Clarissa avanzó entre el caos, cada enemigo que se le cruzaba era abatido sin esfuerzo, su estilo de combate era una danza letal, un giro, un corte, una estocada certera. No tenía piedad ni dudas.

—¡Por los reyes caídos!— rugió, mientras atravesaba el pecho de un caballero que intentó detenerla.

La batalla era un infierno desatado. Los unicornios de piedra, bestias colosales esculpidas por la magia antigua, embestían las puertas del castillo con cuernos afilados como lanzas. Cada impacto resonaba como un trueno, haciendo temblar la tierra. Las puertas finalmente cedieron, astilladas y destrozadas.

Clarissa levantó su espada, señalando hacia el interior de Castle.

—¡Adelante! ¡No dejen piedra sobre piedra!

Las criaturas irrumpieron, un río de furia desbordada. Los soldados humanos, superados y desmoralizados, intentaban defenderse, pero era inútil. Las calles se llenaron de gritos, acero y fuego.

En la cima de la torre más alta, el Rey Holmer observaba la masacre con el rostro desencajado por la ira y el miedo. Sabía que la guerra estaba perdida.

—¿Dónde está Eryndor? —gruñó, apretando los puños sobre el alféizar de la ventana.

Mientras tanto, Eryndorse acercaba al campo de batalla, su rostro sombrío al ver el humo negro elevándose sobre el reino que debía proteger. Al entrar en la ciudad, vio la destrucción, casas ardiendo, soldados caídos, criaturas mágicas arrasando sin piedad.

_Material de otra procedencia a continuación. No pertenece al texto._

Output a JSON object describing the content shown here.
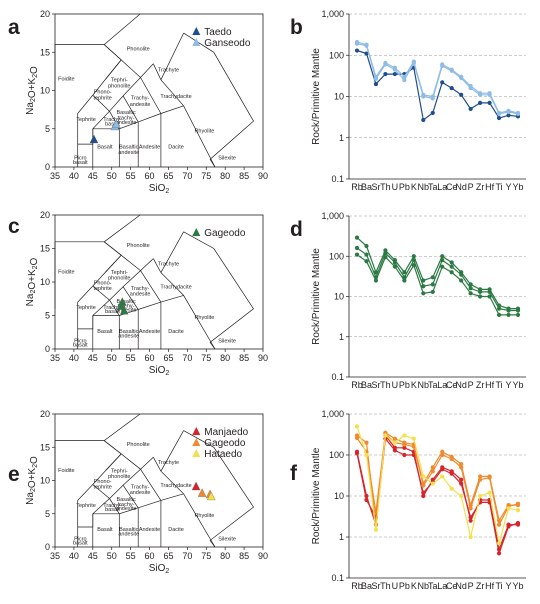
{
  "tas_common": {
    "xlabel": "SiO2",
    "ylabel": "Na2O+K2O",
    "xlim": [
      35,
      90
    ],
    "ylim": [
      0,
      20
    ],
    "xticks": [
      35,
      40,
      45,
      50,
      55,
      60,
      65,
      70,
      75,
      80,
      85,
      90
    ],
    "yticks": [
      0,
      5,
      10,
      15,
      20
    ],
    "fields": [
      "Foidite",
      "Phonolite",
      "Trachyte",
      "Tephri-phonolite",
      "Phono-tephrite",
      "Trachy-andesite",
      "Trachydacite",
      "Tephrite",
      "Basaltic trachy-andesite",
      "Trachy-basalt",
      "Basalt",
      "Basaltic andesite",
      "Andesite",
      "Dacite",
      "Rhyolite",
      "Picro basalt",
      "Silexite"
    ]
  },
  "spider_common": {
    "ylabel": "Rock/Primitive Mantle",
    "ylim": [
      0.1,
      1000
    ],
    "yscale": "log",
    "yticks": [
      "0.1",
      "1",
      "10",
      "100",
      "1,000"
    ],
    "categories": [
      "Rb",
      "Ba",
      "Sr",
      "Th",
      "U",
      "Pb",
      "K",
      "Nb",
      "Ta",
      "La",
      "Ce",
      "Nd",
      "P",
      "Zr",
      "Hf",
      "Ti",
      "Y",
      "Yb"
    ],
    "category_labels": [
      "Rb",
      "Ba",
      "Sr",
      "Th",
      "U",
      "Pb",
      "K",
      "Nb",
      "Ta",
      "La",
      "Ce",
      "Nd",
      "P",
      "Zr",
      "Hf",
      "Ti",
      "Y",
      "Yb"
    ],
    "grid": "dashed horizontal"
  },
  "chart_data": [
    {
      "panel": "a",
      "type": "scatter",
      "legend_position": "top-right",
      "series": [
        {
          "name": "Taedo",
          "color": "#1f4e8c",
          "marker": "triangle",
          "points": [
            [
              45.3,
              3.6
            ]
          ]
        },
        {
          "name": "Ganseodo",
          "color": "#8fbce6",
          "marker": "triangle",
          "points": [
            [
              50.8,
              5.3
            ],
            [
              51.2,
              5.6
            ]
          ]
        }
      ]
    },
    {
      "panel": "b",
      "type": "line",
      "series": [
        {
          "name": "Taedo",
          "color": "#1f4e8c",
          "values": [
            130,
            110,
            20,
            35,
            35,
            35,
            50,
            2.7,
            4,
            22,
            16,
            11,
            5,
            7,
            7,
            3,
            3.5,
            3.3
          ]
        },
        {
          "name": "Ganseodo",
          "color": "#8fbce6",
          "values": [
            210,
            180,
            30,
            65,
            50,
            30,
            70,
            11,
            10,
            60,
            45,
            30,
            18,
            12,
            12,
            4,
            4.5,
            4
          ],
          "variants": [
            [
              190,
              170,
              27,
              60,
              45,
              25,
              65,
              10,
              9,
              55,
              42,
              28,
              16,
              11,
              11,
              3.8,
              4.2,
              3.8
            ]
          ]
        }
      ]
    },
    {
      "panel": "c",
      "type": "scatter",
      "legend_position": "top-right",
      "series": [
        {
          "name": "Gageodo",
          "color": "#2c7a43",
          "marker": "triangle",
          "points": [
            [
              52.8,
              7.0
            ],
            [
              53.3,
              5.7
            ],
            [
              52.5,
              6.4
            ]
          ]
        }
      ]
    },
    {
      "panel": "d",
      "type": "line",
      "series": [
        {
          "name": "Gageodo",
          "color": "#2c7a43",
          "values": [
            290,
            180,
            40,
            140,
            80,
            40,
            100,
            25,
            30,
            100,
            70,
            40,
            20,
            15,
            15,
            6,
            5,
            5
          ],
          "variants": [
            [
              160,
              110,
              30,
              120,
              70,
              30,
              80,
              18,
              20,
              80,
              55,
              35,
              16,
              13,
              13,
              5,
              4.5,
              4.5
            ],
            [
              110,
              75,
              25,
              95,
              55,
              25,
              60,
              12,
              13,
              55,
              40,
              25,
              12,
              10,
              10,
              3.5,
              3.5,
              3.5
            ]
          ]
        }
      ]
    },
    {
      "panel": "e",
      "type": "scatter",
      "legend_position": "top-right",
      "series": [
        {
          "name": "Manjaedo",
          "color": "#d6242a",
          "marker": "triangle",
          "points": [
            [
              72.3,
              9.1
            ]
          ]
        },
        {
          "name": "Gageodo",
          "color": "#f08a2c",
          "marker": "triangle",
          "points": [
            [
              73.9,
              8.1
            ],
            [
              76.0,
              7.9
            ]
          ]
        },
        {
          "name": "Hataedo",
          "color": "#f4e04d",
          "marker": "triangle",
          "points": [
            [
              76.3,
              7.6
            ]
          ]
        }
      ]
    },
    {
      "panel": "f",
      "type": "line",
      "series": [
        {
          "name": "Manjaedo",
          "color": "#d6242a",
          "values": [
            110,
            8,
            3,
            300,
            150,
            150,
            120,
            10,
            25,
            50,
            40,
            25,
            2.5,
            8,
            8,
            0.5,
            2,
            2
          ],
          "variants": [
            [
              120,
              10,
              2,
              250,
              130,
              100,
              100,
              12,
              22,
              45,
              35,
              20,
              3,
              7,
              7,
              0.4,
              1.8,
              2.2
            ]
          ]
        },
        {
          "name": "Gageodo",
          "color": "#f08a2c",
          "values": [
            300,
            200,
            2,
            350,
            250,
            200,
            180,
            20,
            50,
            120,
            90,
            60,
            6,
            30,
            30,
            2.5,
            6,
            6
          ],
          "variants": [
            [
              260,
              120,
              4,
              330,
              200,
              180,
              160,
              18,
              40,
              100,
              80,
              50,
              5,
              25,
              28,
              2,
              5.5,
              6.5
            ]
          ]
        },
        {
          "name": "Hataedo",
          "color": "#f4e04d",
          "values": [
            500,
            100,
            1.5,
            300,
            200,
            300,
            250,
            30,
            20,
            30,
            15,
            10,
            1,
            10,
            12,
            0.7,
            5,
            4.5
          ]
        }
      ]
    }
  ]
}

Y en medio de ese caos, la vio.

Clarissa, de pie sobre un montón de escombros, su espada cubierta de sangre, observando el campo de batalla como una diosa de la guerra. No parecía una villana, sino una fuerza de la naturaleza desatada.

Eryndor desmontó y se abrió paso entre los restos del ejército derrotado hasta acercarse lo suficiente para que su voz pudiera alcanzarla.

—¡Clarissa!—gritó, su voz firme pese al estruendo del combate. —¡Debemos hablar!

Clarissa giró lentamente, sus ojos helados encontrándose con los de él. No mostró sorpresa. Solo un destello de reconocimiento, seguido de desdén.

—¿Otra vez tú? ¿Vienes a suplicar por tu patético reino? —escupió, bajando de su montura con elegancia letal.

Eryndor se mantuvo firme, aunque su corazón latía con fuerza.

—No vengo a suplicar. Vengo a detener esto. Matar a mi pueblo no traerá de vuelta a los tuyos.

Un silencio tenso se extendió entre ellos, como si el propio campo de batalla se hubiera detenido a escuchar.

Clarissa se acercó, despacio, con la espada aún en la mano.

—No. Pero hará que el tuyo sienta el dolor que yo sentí.

Sin más palabras, alzó su espada, dispuesta a acabar con él allí mismo.

Eryndor desenvainó la suya, y el choque de acero contra acero marcó el inicio de un duelo que no era sólo una lucha por la vida, si no por el alma de dos mundos.